Tetapi betapa terkejutnya dia, pada bulan Januari dia ditelepon oleh sang bankir, katanya bulan Maret ini bank akan menarik piutang mereka. Indra pun stress, dia mencoba mencari pinjaman ke bank lain, tetapi tak ada yang mau meminjaminya. Akhirnya, Indra pun menjual aset-aset perusahaannya. Tokonya yang dulu seluas 5000 m², sekarang tinggal 500 m². Karyawannya pun tinggal 20 orang.

Ada jutaan Indra-Indra yang lain di seluruh dunia. Tidak semua seberuntung dia, setidak-tidaknya Indra yang ini masih sanggup menyelamatkan perusahaannya dari kebangkrutan. Tetapi yang lain bagaimana? Kalau kredit mereka ditarik oleh bank, berapa banyak dari Indra-Indra yang lain yang akan menutup usahanya, berapa juta manusia akan yang kehilangan pekerjaan karena PHK?

* Satu hal yang tidak disadari oleh kebanyakan orang adalah betapa para "orang kaya" dan "konglomerat" sebenarnya tidak terlalu kaya. Mereka memiliki penampilan ekstra mewah memang karena mereka memiliki banyak uang, tetapi uang mereka adalah kredit (hutang). Kalau kredit-kredit itu dikembalikan, Anda akan kaget betapa orang-orang itu sebenarnya biasa-biasa saja. Korporat-korporat juga demikian, nyaris semua perusahaan high profile hidup dari hutang.

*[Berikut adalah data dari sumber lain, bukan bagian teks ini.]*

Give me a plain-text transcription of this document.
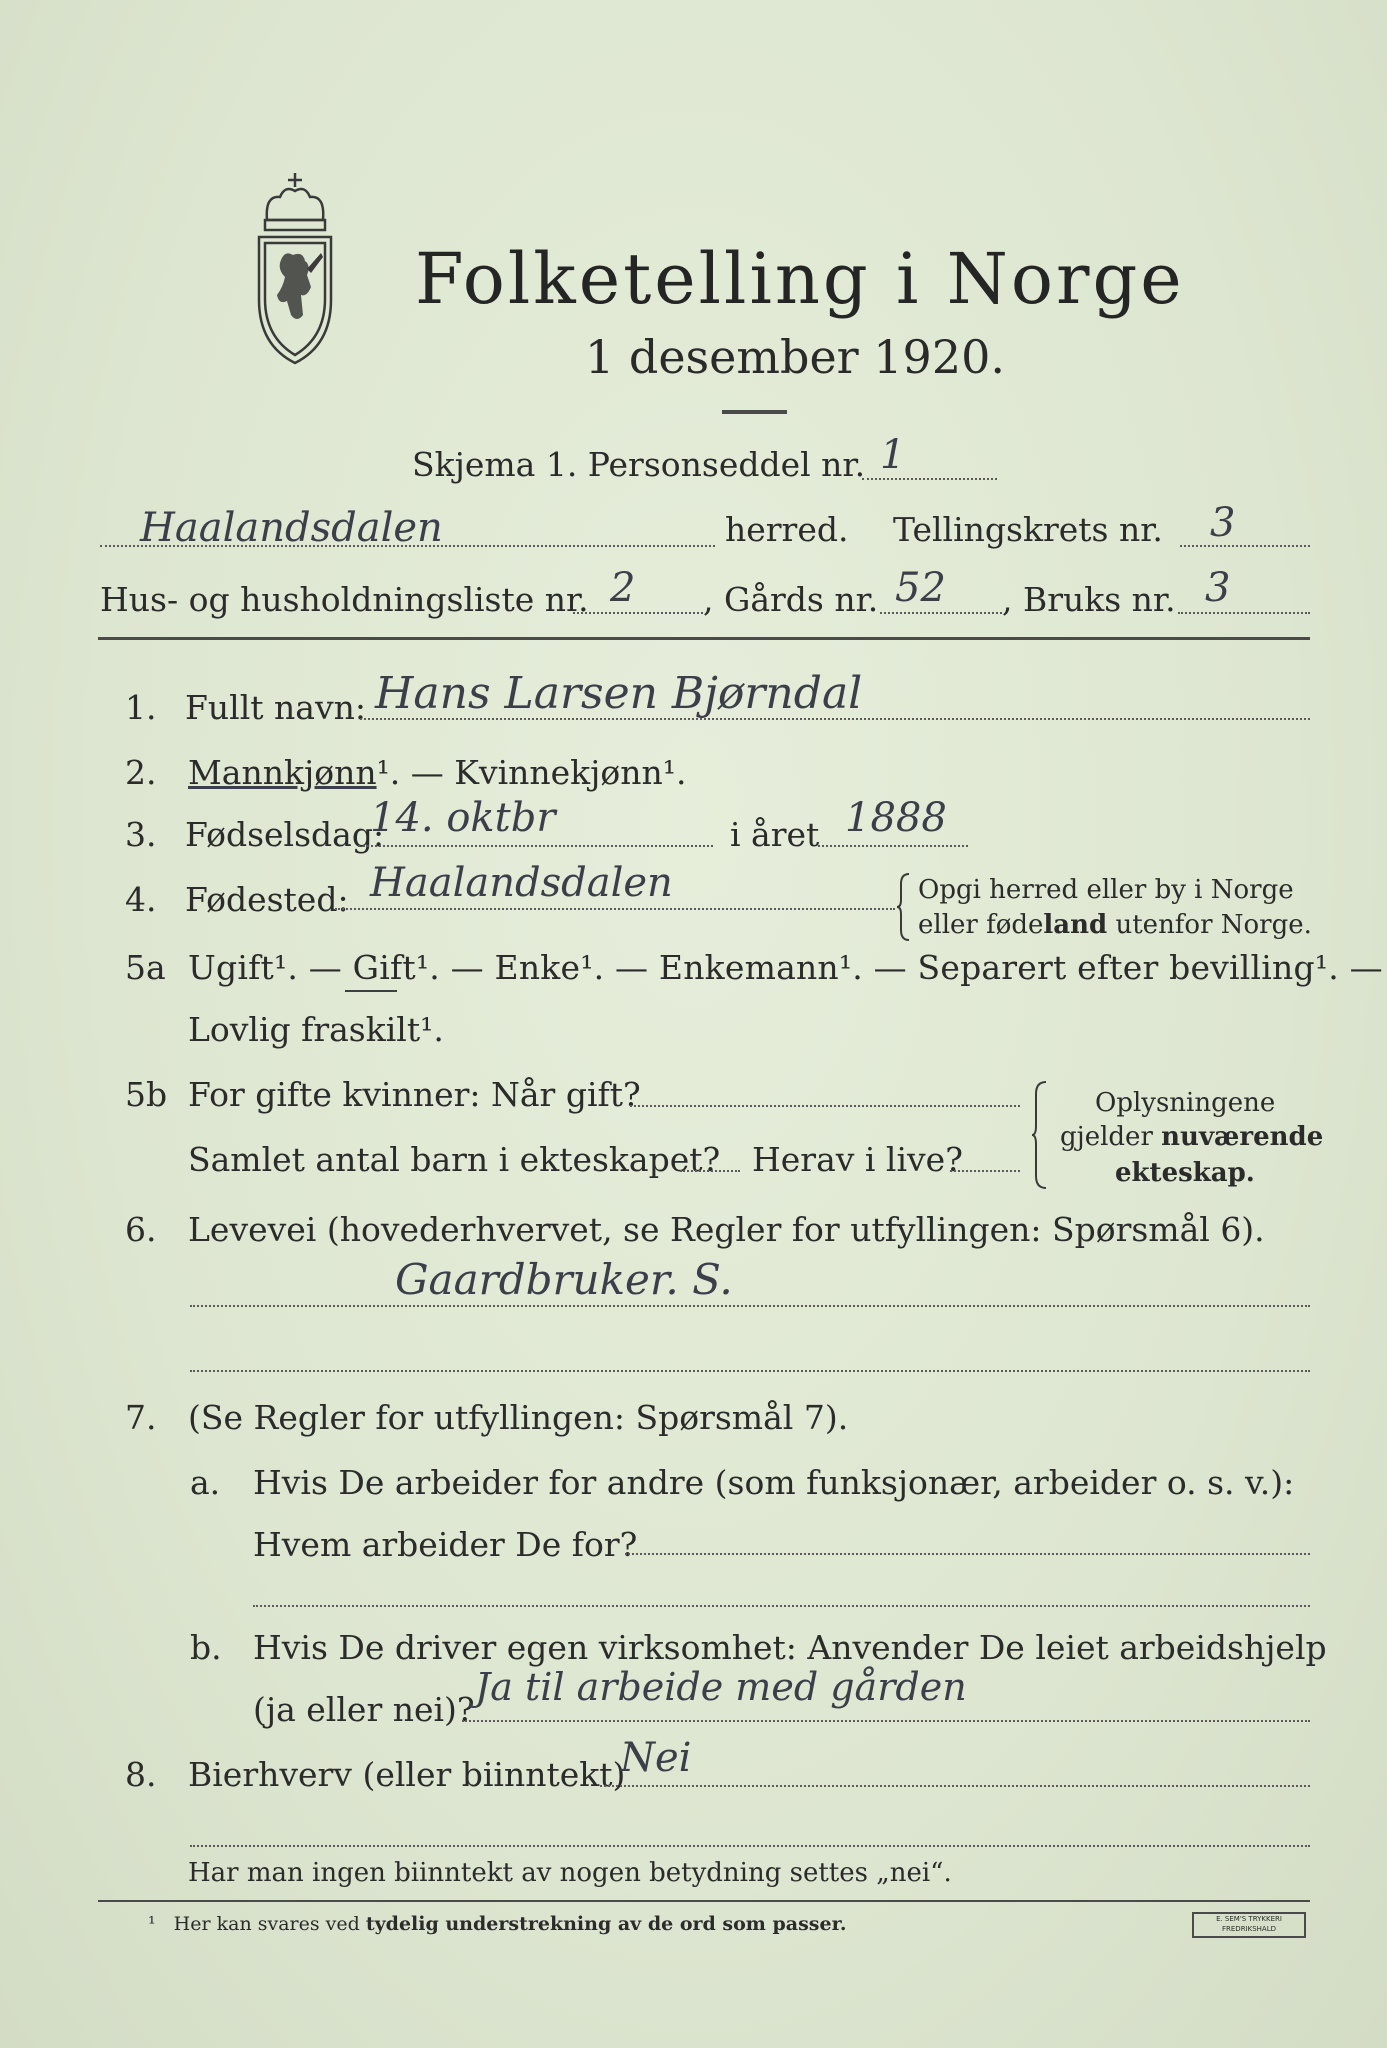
Folketelling i Norge
1 desember 1920.
Skjema 1. Personseddel nr. 1
Haalandsdalen	herred. Tellingskrets nr. 3
Hus- og husholdningsliste nr. 2 , Gårds nr. 52 , Bruks nr. 3
1. Fullt navn: Hans Larsen Bjørndal
2. Mannkjønn¹. — Kvinnekjønn¹.
3. Fødselsdag:
14. oktbr	i året 1888
4. Fødested: Haalandsdalen	Opgi herred eller by i Norge
eller fødeland utenfor Norge.
5a Ugift¹. — Gift¹. — Enke¹. — Enkemann¹. — Separert efter bevilling¹. —
Lovlig fraskilt¹.
5b For gifte kvinner: Når gift?
Samlet antal barn i ekteskapet? Herav i live?
Oplysningene
gjelder nuværende
ekteskap.
6. Levevei (hovederhvervet, se Regler for utfyllingen: Spørsmål 6).
Gaardbruker. S.
7. (Se Regler for utfyllingen: Spørsmål 7).
a. Hvis De arbeider for andre (som funksjonær, arbeider o. s. v.):
Hvem arbeider De for?
b. Hvis De driver egen virksomhet: Anvender De leiet arbeidshjelp
(ja eller nei)?
Ja til arbeide med gården
8. Bierhverv (eller biinntekt)
Nei
Har man ingen biinntekt av nogen betydning settes „nei“.
¹ Her kan svares ved tydelig understrekning av de ord som passer.	E. SEM'S TRYKKERI FREDRIKSHALD
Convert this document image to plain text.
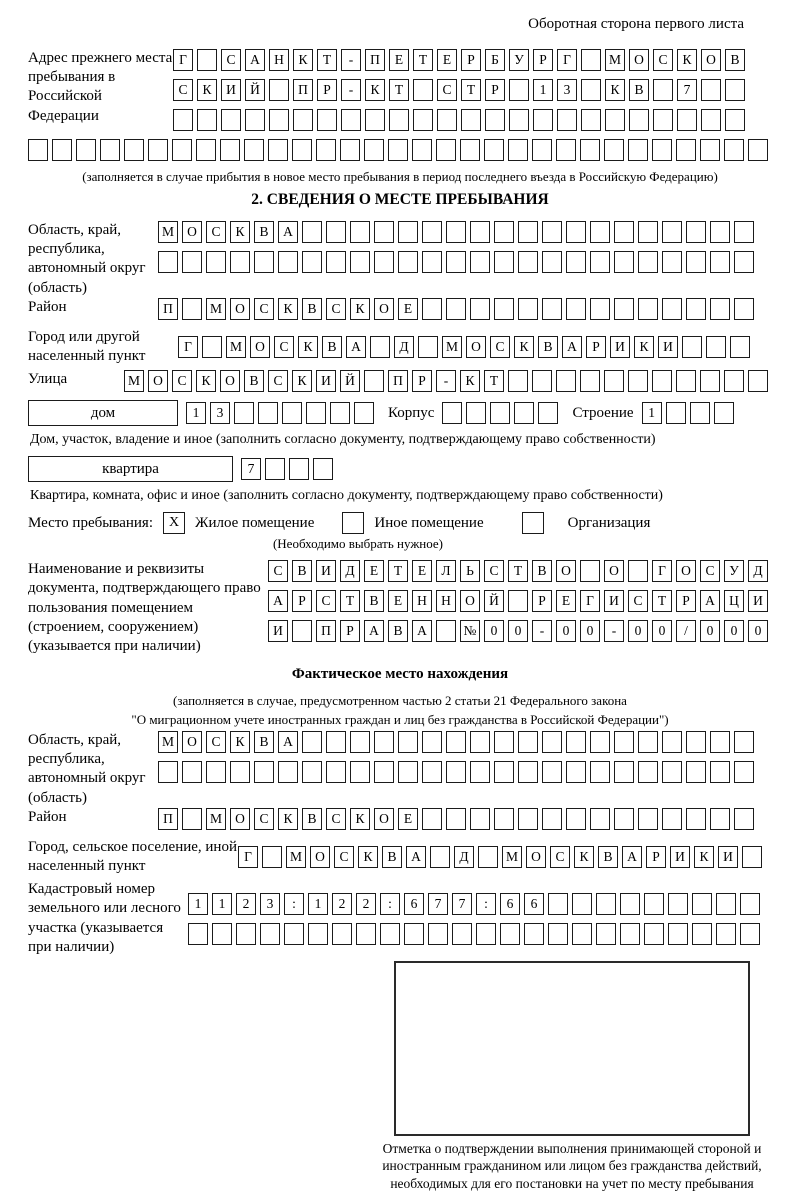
Оборотная сторона первого листа
Адрес прежнего места пребывания в Российской Федерации
Г	С	А	Н	К	Т	-	П	Е	Т	Е	Р	Б	У	Р	Г	М О	С	К	О	В
С	К	И	Й	П	Р	-	К	Т	С	Т	Р	1	3	К	В	7
(заполняется в случае прибытия в новое место пребывания в период последнего въезда в Российскую Федерацию)
2. СВЕДЕНИЯ О МЕСТЕ ПРЕБЫВАНИЯ
Область, край, республика, автономный округ (область)
М О	С	К	В	А
Район	П	М О	С	К	В	С	К	О	Е
Город или другой населенный пункт
Г	М О	С	К	В	А	Д	М О	С	К	В	А	Р	И	К	И
Улица	М О	С	К	О	В	С	К	И	Й	П	Р	-	К	Т
дом	1	3	Корпус	Строение	1
Дом, участок, владение и иное (заполнить согласно документу, подтверждающему право собственности)
квартира	7
Квартира, комната, офис и иное (заполнить согласно документу, подтверждающему право собственности)
Место пребывания:	X	Жилое помещение	Иное помещение	Организация
(Необходимо выбрать нужное)
Наименование и реквизиты документа, подтверждающего право пользования помещением (строением, сооружением) (указывается при наличии)
С	В	И	Д	Е	Т	Е	Л	Ь	С	Т	В	О	О	Г	О	С	У	Д
А	Р	С	Т	В	Е	Н	Н	О	Й	Р	Е	Г	И	С	Т	Р	А	Ц	И
И	П	Р	А	В	А	№	0	0	-	0	0	-	0	0	/	0	0	0
Фактическое место нахождения
(заполняется в случае, предусмотренном частью 2 статьи 21 Федерального закона
"О миграционном учете иностранных граждан и лиц без гражданства в Российской Федерации")
Область, край, республика, автономный округ (область)
М О	С	К	В	А
Район	П	М О	С	К	В	С	К	О	Е
Город, сельское поселение, иной населенный пункт
Г	М О	С	К	В	А	Д	М О	С	К	В	А	Р	И	К	И
Кадастровый номер земельного или лесного участка (указывается при наличии)
1	1	2	3	:	1	2	2	:	6	7	7	:	6	6
Отметка о подтверждении выполнения принимающей стороной и иностранным гражданином или лицом без гражданства действий, необходимых для его постановки на учет по месту пребывания
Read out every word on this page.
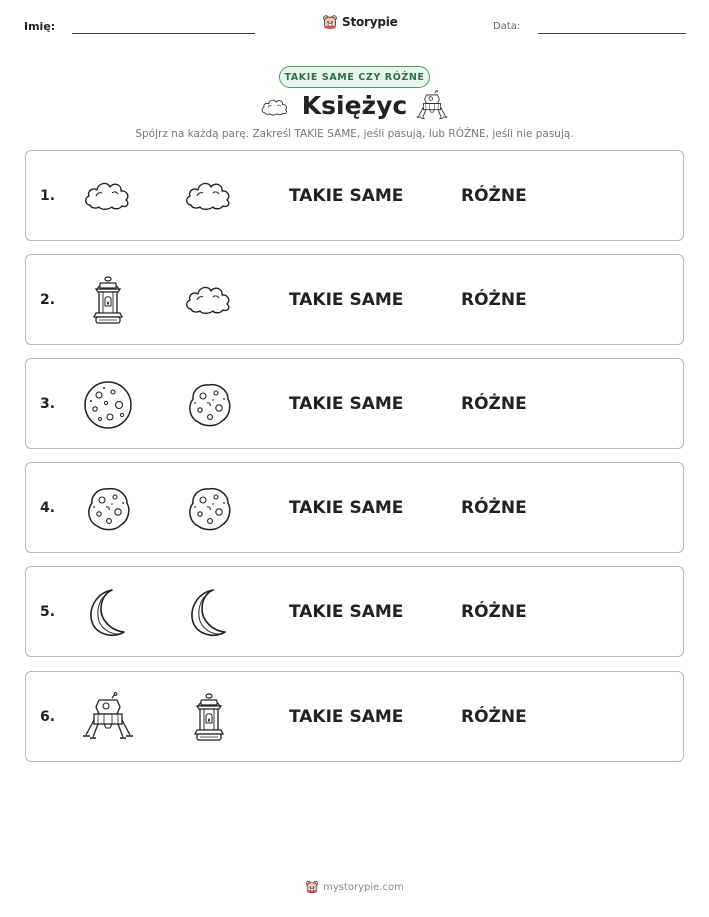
Imię:	Storypie	Data:
TAKIE SAME CZY RÓŻNE
Księżyc
Spójrz na każdą parę. Zakreśl TAKIE SAME, jeśli pasują, lub RÓŻNE, jeśli nie pasują.
1.	TAKIE SAME	RÓŻNE
2.	TAKIE SAME	RÓŻNE
3.	TAKIE SAME	RÓŻNE
4.	TAKIE SAME	RÓŻNE
5.	TAKIE SAME	RÓŻNE
6.	TAKIE SAME	RÓŻNE
mystorypie.com
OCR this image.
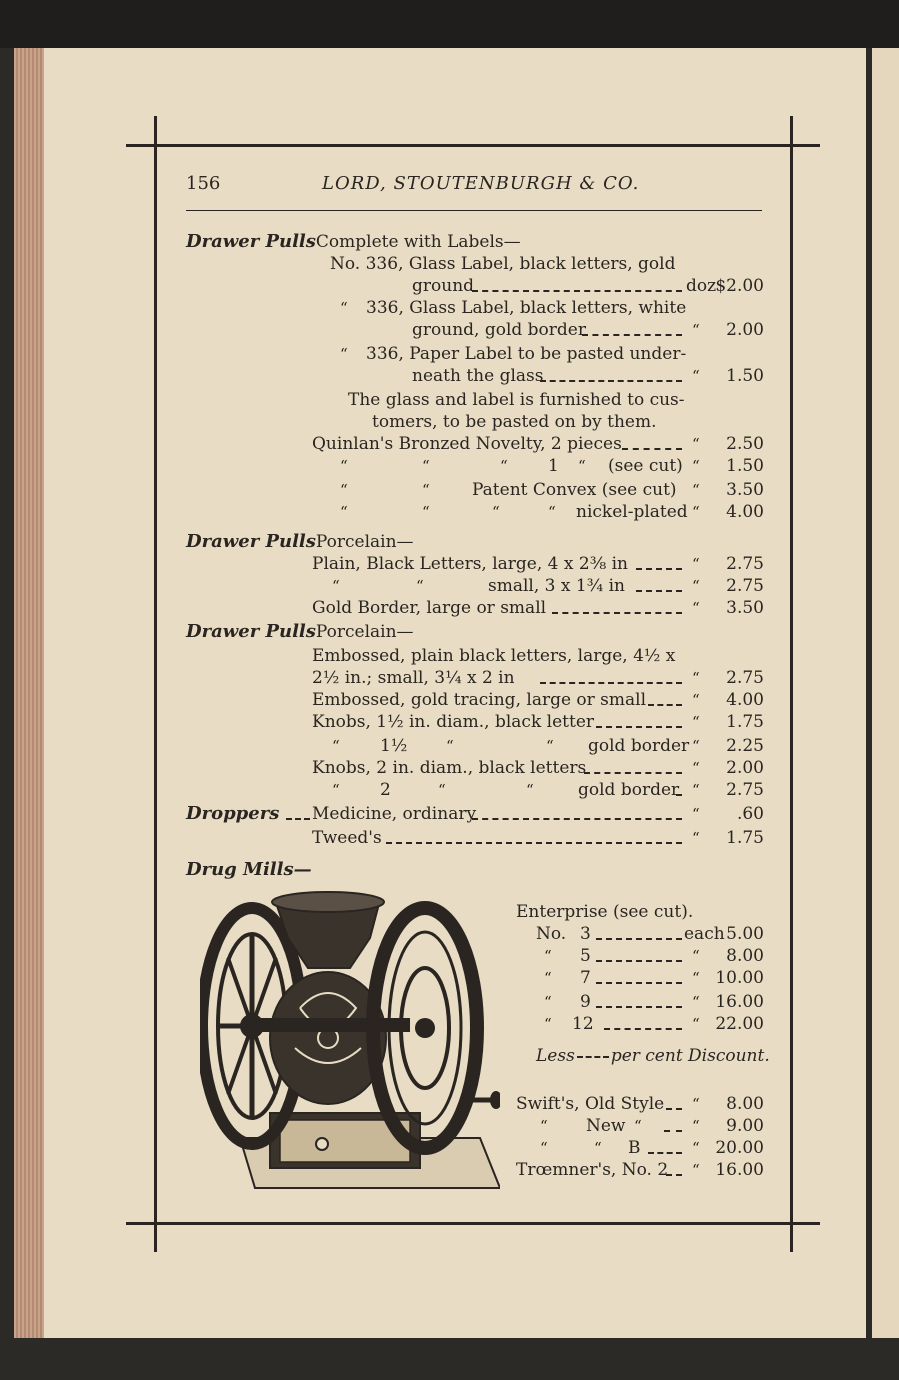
156	LORD, STOUTENBURGH & CO.
Drawer PullsComplete with Labels—
No. 336, Glass Label, black letters, gold
ground	doz $2.00
“ 336, Glass Label, black letters, white
ground, gold border	“	2.00
“ 336, Paper Label to be pasted under-
neath the glass	“	1.50
The glass and label is furnished to cus-
tomers, to be pasted on by them.
Quinlan's Bronzed Novelty, 2 pieces	“	2.50
“	“	“ 1 “ (see cut) “	1.50
“	“ Patent Convex (see cut) “	3.50
“	“	“	“ nickel-plated “	4.00
Drawer PullsPorcelain—
Plain, Black Letters, large, 4 x 2⅜ in	“	2.75
“	“	small, 3 x 1¾ in	“	2.75
Gold Border, large or small	“	3.50
Drawer PullsPorcelain—
Embossed, plain black letters, large, 4½ x
2½ in.; small, 3¼ x 2 in	“	2.75
Embossed, gold tracing, large or small	“	4.00
Knobs, 1½ in. diam., black letter	“	1.75
“ 1½	“	“ gold border “	2.25
Knobs, 2 in. diam., black letters	“	2.00
“ 2	“	“	gold border “	2.75
Droppers Medicine, ordinary	“	.60
Tweed's	“	1.75
Drug Mills—
Enterprise (see cut).
No. 3	each 5.00
“ 5	“	8.00
“ 7	“ 10.00
“ 9	“ 16.00
“ 12	“ 22.00
Less per cent Discount.
Swift's, Old Style “	8.00
“ New “	“	9.00
“	“ B	“ 20.00
Trœmner's, No. 2 “ 16.00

Kalau mereka gagal merestrukturisasi (rollover) hutang dan obligasi jatuh tempo mereka, perusahaan-perusahaan ternama itu akan bankrut saat itu juga.

Sistem perbankan yang sekarang ibarat meja yang sudah runtuh. Komponen di kaki-kaki meja mereka setiap bulan ada yang membusuk dan harus diamputasi... Bukannya membuat meja dari bahan padat, bankir-bankir modern malah membuat meja mereka dari bahan kertas lunak beracun (derivatif)...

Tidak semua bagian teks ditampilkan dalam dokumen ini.